AgenticSimLaw introduces a courtroom‑style multi‑agent debate (MAD) framework designed to make high‑stakes tabular decision‑making transparent, controllable, and auditable. The system models three distinct roles—prosecutor, defense, and judge—and enforces a fixed seven‑turn interaction protocol. Each agent first formulates a private strategy before delivering a public utterance, while the judge maintains an internal belief state (prediction, confidence, and reasoning) that is updated after each turn. This structure simultaneously addresses three core challenges of LLM‑based multi‑agent systems: organization (through explicit roles), observability (by logging every utterance, private plan, and belief update), and responsibility (by keeping the system strictly for research and audit, not for deployment).

The authors evaluate the framework on the National Longitudinal Survey of Youth 1997 (NLSY97) recidivism prediction task, a binary classification problem (rearrest within three years) built from 1,412 cases and 27 demographic, socioeconomic, and criminal‑history features. Features are rendered as natural‑language statements (“sex is male”, etc.) and injected into prompts. The dataset is split 60/20/20 for training/validation/test, with the test set reserved for evaluation only.

Experiments run on a local workstation equipped with two RTX 3090 GPUs and 128 GB RAM, using the Ollama model serving stack. Sixteen 7–14 billion‑parameter models form the primary ensemble; larger ensembles (37 and 81 models) span 0.5–72 billion parameters. All models are 4‑bit quantized, and temperatures are set to 0.0 for deterministic single‑turn prompting and 0.7 for the stochastic multi‑turn debate.

Two reasoning paradigms are compared: (1) standard LLM prompting (zero‑shot, chain‑of‑thought (CoT), and 30‑shot CoT) and (2) the proposed AgenticSimLaw MAD. Across almost 90 model‑prompt combinations, the MAD approach yields higher stability: the correlation between accuracy and F1‑score is markedly stronger, indicating more consistent performance across class imbalances. The judge’s intermediate belief updates expose when the model’s confidence shifts, allowing analysts to trace which features drive decisions and where uncertainty spikes.

The MAD protocol consumes roughly 9,100 additional tokens per run compared with single‑shot CoT, a deliberate trade‑off that provides a complete audit trail. Robust parsing combines strict JSON validation with permissive regex fallback; failures are logged and either skipped (for intermediate turns) or cause the simulation to be marked incomplete (for the final verdict). Every public utterance, private plan, belief state, and API metadata (token count, latency, temperature) is timestamped, enabling post‑hoc bias analysis, failure‑mode detection, and reproducibility.

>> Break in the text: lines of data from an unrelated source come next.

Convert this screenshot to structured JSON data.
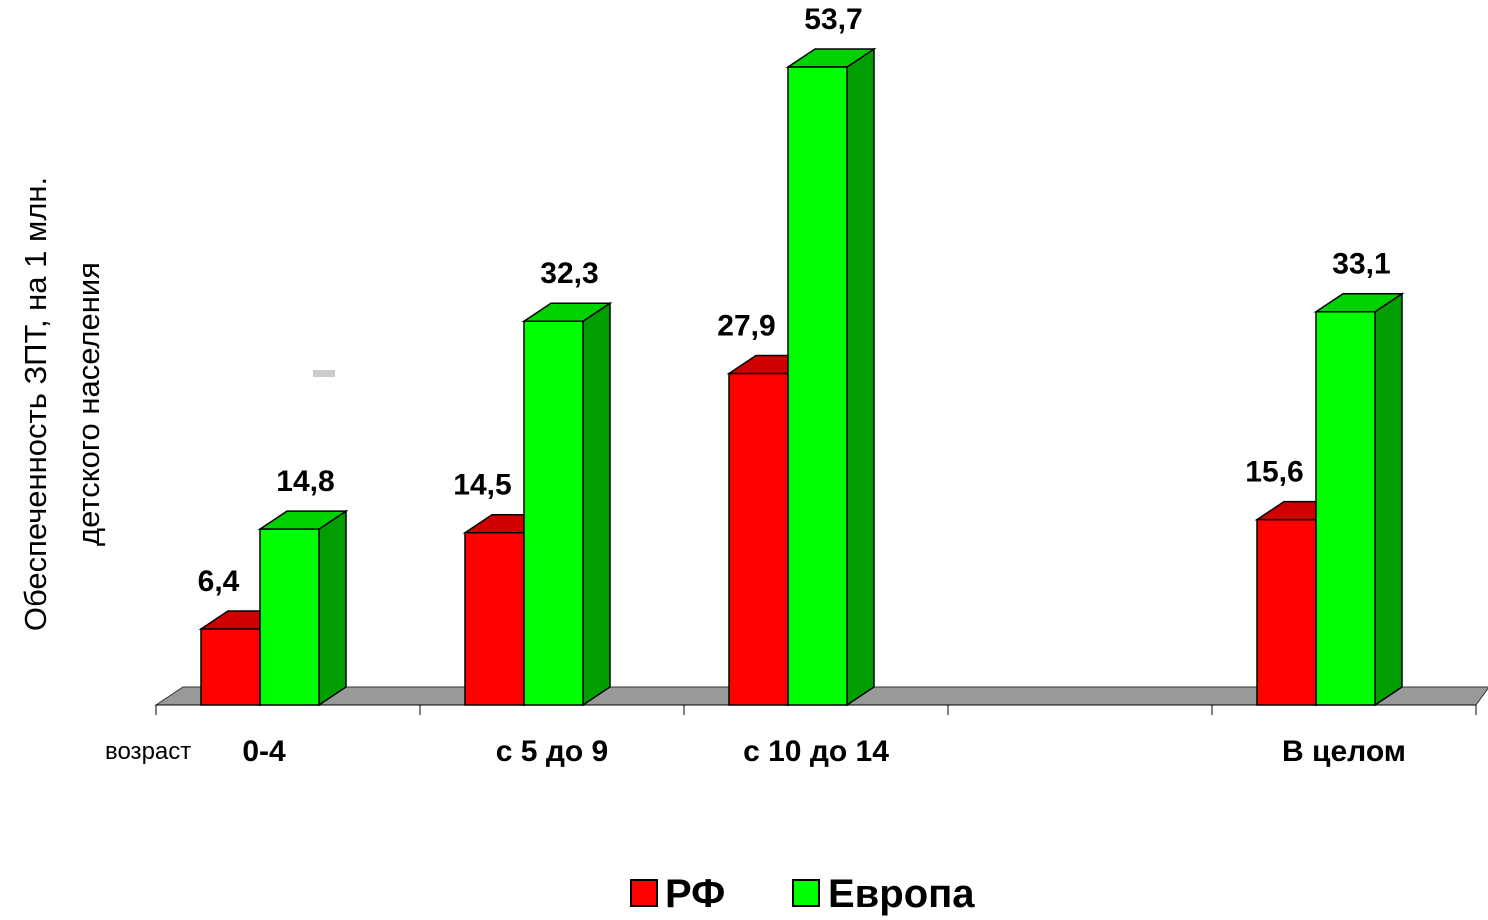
{
  "chart_data": {
    "type": "bar",
    "categories": [
      "0-4",
      "с 5 до 9",
      "с 10 до 14",
      "",
      "В целом"
    ],
    "series": [
      {
        "name": "РФ",
        "values": [
          6.4,
          14.5,
          27.9,
          null,
          15.6
        ],
        "labels": [
          "6,4",
          "14,5",
          "27,9",
          "",
          "15,6"
        ]
      },
      {
        "name": "Европа",
        "values": [
          14.8,
          32.3,
          53.7,
          null,
          33.1
        ],
        "labels": [
          "14,8",
          "32,3",
          "53,7",
          "",
          "33,1"
        ]
      }
    ],
    "xlabel": "возраст",
    "ylabel": [
      "Обеспеченность ЗПТ, на 1 млн.",
      "детского населения"
    ],
    "ylim": [
      0,
      60
    ],
    "grid": false,
    "legend_position": "bottom",
    "colors": {
      "РФ": "#ff0000",
      "Европа": "#00ff00",
      "floor": "#999999"
    }
  }
}
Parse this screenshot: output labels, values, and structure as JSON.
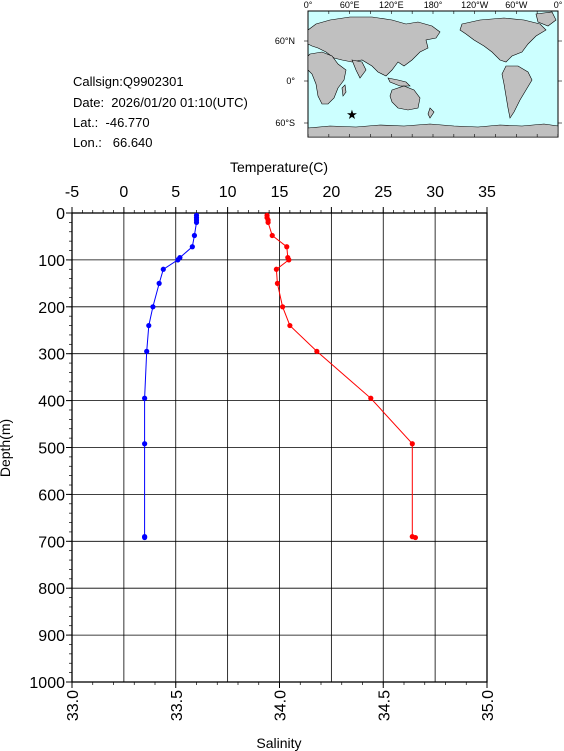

Ethically, the paper stresses that AgenticSimLaw is a research benchmark, not a production sentencing tool, and imposes a “non‑deployment” constraint for sensitive domains. This aligns with broader calls for responsible AI in criminal‑justice contexts, where transparency and human oversight are paramount.

In sum, AgenticSimLaw demonstrates that a role‑structured, fully logged multi‑agent debate can turn opaque LLM reasoning on tabular data into a process that humans can inspect, question, and audit. It outperforms traditional single‑agent CoT in stability and offers richer explanatory artifacts, suggesting a viable path toward trustworthy AI assistance in high‑stakes domains such as law, medicine, finance, and policy analysis. Future work may extend the protocol to more complex legal or medical cases and integrate automated bias‑mitigation modules to further strengthen responsible AI guarantees.